Pathologists, as any other physician, are required to report the code(s) which most accurately describes the medical service that has been rendered regardless of where it is in the CPT book. Per the AMA in CPT 2007: “It is important to recognize that the listing of a service or procedure and its code number in a specific section of the book does not restrict its use to a specific specialty group. Any procedure or service in any section of this book may be used to designate the services rendered by any qualified physician or other qualified health care professional.”
Code 76098 (Radiologic examination, surgical specimen) in the radiology section is one example. Code 76098 is reported by a pathologist to indicate that the film was reviewed and used to assist in orienting the specimen and/or in localizing the suspect lesion, calcification deposit, etc. to ensure that the most appropriate area of the specimen is sectioned for microscopic examination and diagnosis. The College of American Pathologists confirms that code 76098 may be reported for this service (CAP Today, 2003). Per the AMA's CPT 2007, the descriptor for code 76098 does not include “interpretation and report,” but simply states “radiological examination, surgical specimen.” It is not expected that a formal “interpretation” be documented in the report for this service, rather that it is understood it is reviewed and used to contribute to the diagnosis and treatment of the patient. If the intent of this code were for interpretation and report, the descriptor would reflect that which would be consistent with the other Supervision and Interpretation (S&I) radiologic codes in the CPT manual.

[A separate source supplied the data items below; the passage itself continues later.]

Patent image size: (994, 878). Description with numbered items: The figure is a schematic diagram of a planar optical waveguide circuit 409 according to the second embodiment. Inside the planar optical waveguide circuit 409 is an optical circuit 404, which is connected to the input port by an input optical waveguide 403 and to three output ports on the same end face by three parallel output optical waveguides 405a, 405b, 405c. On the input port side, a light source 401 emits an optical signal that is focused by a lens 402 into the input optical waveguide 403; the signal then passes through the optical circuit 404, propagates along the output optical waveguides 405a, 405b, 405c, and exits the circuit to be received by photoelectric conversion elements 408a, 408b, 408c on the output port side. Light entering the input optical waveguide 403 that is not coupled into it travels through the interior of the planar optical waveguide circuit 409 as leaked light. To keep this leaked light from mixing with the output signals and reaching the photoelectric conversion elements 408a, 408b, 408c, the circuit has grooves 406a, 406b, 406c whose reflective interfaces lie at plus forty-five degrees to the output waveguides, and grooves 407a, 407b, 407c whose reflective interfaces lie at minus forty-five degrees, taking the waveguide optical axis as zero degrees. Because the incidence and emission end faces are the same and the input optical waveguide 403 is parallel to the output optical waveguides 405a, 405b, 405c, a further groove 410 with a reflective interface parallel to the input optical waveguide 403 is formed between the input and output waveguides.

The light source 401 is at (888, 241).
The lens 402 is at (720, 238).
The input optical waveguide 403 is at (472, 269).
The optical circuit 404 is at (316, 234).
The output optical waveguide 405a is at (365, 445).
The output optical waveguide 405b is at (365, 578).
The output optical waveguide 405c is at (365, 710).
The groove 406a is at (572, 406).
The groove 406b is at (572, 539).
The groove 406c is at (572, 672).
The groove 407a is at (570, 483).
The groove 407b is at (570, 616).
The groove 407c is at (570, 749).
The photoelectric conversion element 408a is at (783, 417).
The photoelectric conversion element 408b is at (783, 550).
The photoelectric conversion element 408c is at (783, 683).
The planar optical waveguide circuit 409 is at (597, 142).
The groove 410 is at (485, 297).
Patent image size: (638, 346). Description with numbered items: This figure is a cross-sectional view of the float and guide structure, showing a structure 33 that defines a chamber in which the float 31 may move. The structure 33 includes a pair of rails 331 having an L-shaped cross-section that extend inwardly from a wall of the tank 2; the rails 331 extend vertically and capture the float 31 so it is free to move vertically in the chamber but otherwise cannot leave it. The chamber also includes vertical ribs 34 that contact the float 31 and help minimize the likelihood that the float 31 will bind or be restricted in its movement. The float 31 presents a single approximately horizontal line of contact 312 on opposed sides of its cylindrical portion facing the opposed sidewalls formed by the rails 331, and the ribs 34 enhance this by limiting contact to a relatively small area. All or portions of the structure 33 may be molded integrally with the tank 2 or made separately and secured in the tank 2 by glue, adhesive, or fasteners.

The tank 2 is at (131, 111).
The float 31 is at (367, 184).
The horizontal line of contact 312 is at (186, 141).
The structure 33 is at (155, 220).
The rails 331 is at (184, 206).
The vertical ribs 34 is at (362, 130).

Documentation requirements could be a statement in the Gross Description. The added documentation must include:
● That the accompanying x-ray was reviewed by the pathologist
● The objective of the review
● Action taken
Example: An accompanying radiograph with the encircled area of concern is reviewed. The specimen is oriented as per the requisition: one stitch-anterior and two stitches-posterior. Margins are inked for microscopic review.
Code 76098 does have a professional and a technical component. Since the mammography would not be performed by the pathologist, modifier -26 (Professional Component) would be appended to the CPT code. There are some carriers that may deny for “paid to another provider” in which case modifier-77 (repeat procedure by second physician) can be appended to differentiate the charge from the radiologist.